Una a una, dos a dos, tres a tres, las gaviotas sostienen 
  su vuelo adelante y atrás sobre el reloj de la ciudad, 
o planean alrededor del faro sin mover las alas— 
alzándose firmes con un ligero 
  temblor en el cuerpo- o se reúnen 
graznando sobre 

un mar púrpura cuello de pavo 
  que empalidece en un azul verdoso como 
el azul pavo y gris topo que Durero prefirió 
al verde pino del Tirol. Se ve una langosta 
  de veinticinco libras; y las redes tendidas 
a secar. El 

torbellino pífano y tambor de la tormenta inclina 
  la hierba de la salina, agita estrellas en el cielo y la 
estrella del campanario; es un privilegio ver tanta 
confusión. Encubiertos por lo 
  aparentemente adverso, las flores
de la ribera y 

los árboles, favorecidos por la niebla, ponen 
  el trópico a nuestro alcance: el jazmín-trompeta, 
la digital, el dragón gigante, la salpiglosis con 
lunares y rayas; dondiegos, calabazas 
  o campanillas emparradas sobre sedal de pescador 
en la puerta trasera; 

espadañas, gladiolos, arándanos y tradescantía, 
  cintas, líquenes, girasoles, ásteres, margaritas 
—harapientos marinos de amarillo y pinzas de cangrejo con verdes brácteas— 
hongos, petunias, helechos; lirios rosados, azules, 
  trigidias, amapolas; negros guisantes de olor. 
El clima 

no es bueno para el baniano, el franchipán 
  o la nanjea, ni para la vida de una serpiente 
exótica. Lagarto y piel de culebra para zapatos, si te va; 
pero aquí tienen gatos, no cobras, para 
  oprimir a las ratas. El tímido 
tritoncito 

tildado con pinchos blancos en su lomo de rayas negras 
  vive aquí; no existe nada que la 
ambición pueda comprar o llevarse.

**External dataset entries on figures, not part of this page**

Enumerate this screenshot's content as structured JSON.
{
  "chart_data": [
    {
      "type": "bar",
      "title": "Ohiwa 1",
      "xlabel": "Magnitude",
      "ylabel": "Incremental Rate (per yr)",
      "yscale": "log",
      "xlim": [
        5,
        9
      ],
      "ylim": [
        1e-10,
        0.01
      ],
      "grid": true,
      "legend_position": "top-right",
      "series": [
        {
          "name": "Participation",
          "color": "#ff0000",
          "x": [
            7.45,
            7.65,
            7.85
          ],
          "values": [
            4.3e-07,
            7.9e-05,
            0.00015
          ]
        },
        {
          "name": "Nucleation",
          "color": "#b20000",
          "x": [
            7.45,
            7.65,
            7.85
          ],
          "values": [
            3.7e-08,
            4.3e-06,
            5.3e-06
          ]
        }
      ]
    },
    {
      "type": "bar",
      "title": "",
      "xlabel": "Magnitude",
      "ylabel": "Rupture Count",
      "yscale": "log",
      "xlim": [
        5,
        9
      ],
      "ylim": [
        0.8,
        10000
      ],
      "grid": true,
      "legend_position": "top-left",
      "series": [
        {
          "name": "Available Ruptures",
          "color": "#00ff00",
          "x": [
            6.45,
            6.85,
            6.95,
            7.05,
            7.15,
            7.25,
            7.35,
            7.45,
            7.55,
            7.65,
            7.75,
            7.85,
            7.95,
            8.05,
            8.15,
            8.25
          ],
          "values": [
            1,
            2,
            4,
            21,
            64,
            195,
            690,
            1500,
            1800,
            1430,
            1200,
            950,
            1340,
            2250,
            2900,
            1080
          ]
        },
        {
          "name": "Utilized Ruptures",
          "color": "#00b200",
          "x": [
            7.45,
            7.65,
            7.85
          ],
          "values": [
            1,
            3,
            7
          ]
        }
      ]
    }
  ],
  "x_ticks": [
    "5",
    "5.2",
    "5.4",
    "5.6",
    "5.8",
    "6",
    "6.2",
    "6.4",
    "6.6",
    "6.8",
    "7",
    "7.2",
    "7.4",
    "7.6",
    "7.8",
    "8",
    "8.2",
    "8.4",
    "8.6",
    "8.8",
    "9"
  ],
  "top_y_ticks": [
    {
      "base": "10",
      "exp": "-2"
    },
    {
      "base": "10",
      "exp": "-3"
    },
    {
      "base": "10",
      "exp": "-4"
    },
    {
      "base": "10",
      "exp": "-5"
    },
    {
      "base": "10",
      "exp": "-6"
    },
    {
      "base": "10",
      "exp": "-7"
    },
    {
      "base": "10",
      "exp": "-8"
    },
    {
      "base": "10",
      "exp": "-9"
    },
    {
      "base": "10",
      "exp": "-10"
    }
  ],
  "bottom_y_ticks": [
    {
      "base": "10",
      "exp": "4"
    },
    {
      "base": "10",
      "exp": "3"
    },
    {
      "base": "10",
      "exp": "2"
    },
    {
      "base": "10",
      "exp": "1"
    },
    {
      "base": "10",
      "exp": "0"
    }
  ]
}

El estudiante 
llamado Ambrose se sienta en la ladera 
  con sus libros y sombrero extranjeros
y ve los barcos 

blancos y rígidos avanzar por el mar como 
  en un surco. Amante de la distinción que 
no nace de la jactancia, conoce de memoria el antiguo 
cenador en forma de azucarero con 
  tablillas entrelazadas y la inexacta 
inclinación de la torre 

de la iglesia, desde la que un hombre de rojo deja 
  caer una cuerda como una araña teje su hilo; 
parece salido de una novela, pero en la acera 
un letrero blanco y negro dice 
  C.J. Poole, Campanero, y otro rojo 
y blanco advierte 

Peligro. El pórtico de la iglesia tiene cuatro columnas 
  acanaladas, cada una de un solo bloque de piedra, al que 
el encalado da un aire sencillo. Sería un refugio adecuado 
para golfillos, niños, animales, prisioneros 
  y presidentes que recompensaron a 
senadores 

corruptos no pensando en ellos. El 
  lugar tiene una escuela, una oficina de correos 
en un almacén, pescaderías, gallineros y una goleta 
con tres mástiles en 
los muelles. El héroe, el estudiante,
  el campanero, cada uno a su modo, 
tiene su sitio aquí. 

No pudo ser peligroso vivir 
  en una ciudad así, de gente sencilla, 
con su campanero que coloca señales de peligro junto a la iglesia 
mientras dora la sólida 
  estrella puntiaguda que sobre una torre 
simboliza la esperanza.


Recoge Olivia de Miguel con muy buen criterio en el prólogo que redactó para esta edición unas cuantas opiniones de poetas contemporáneos de Moore. De todas ellas, a mí me gusta mucho la de Wallace Stevens —(Moore) nos obliga a ser tan conscientes de la realidad que fuerza nuestra conciencia—. Y así es en este y en toda su poesía. Ni el adorable pueblo costero es tan adorable, ni la iglesia es un centro de acogida, ni el campanero está libre de sospecha. Más tarde o más temprano, las ballenas varadas comenzarán a descomponerse y envenenarán "la suave brisa", lo mismo que la iglesia puede envenenar a la sociedad.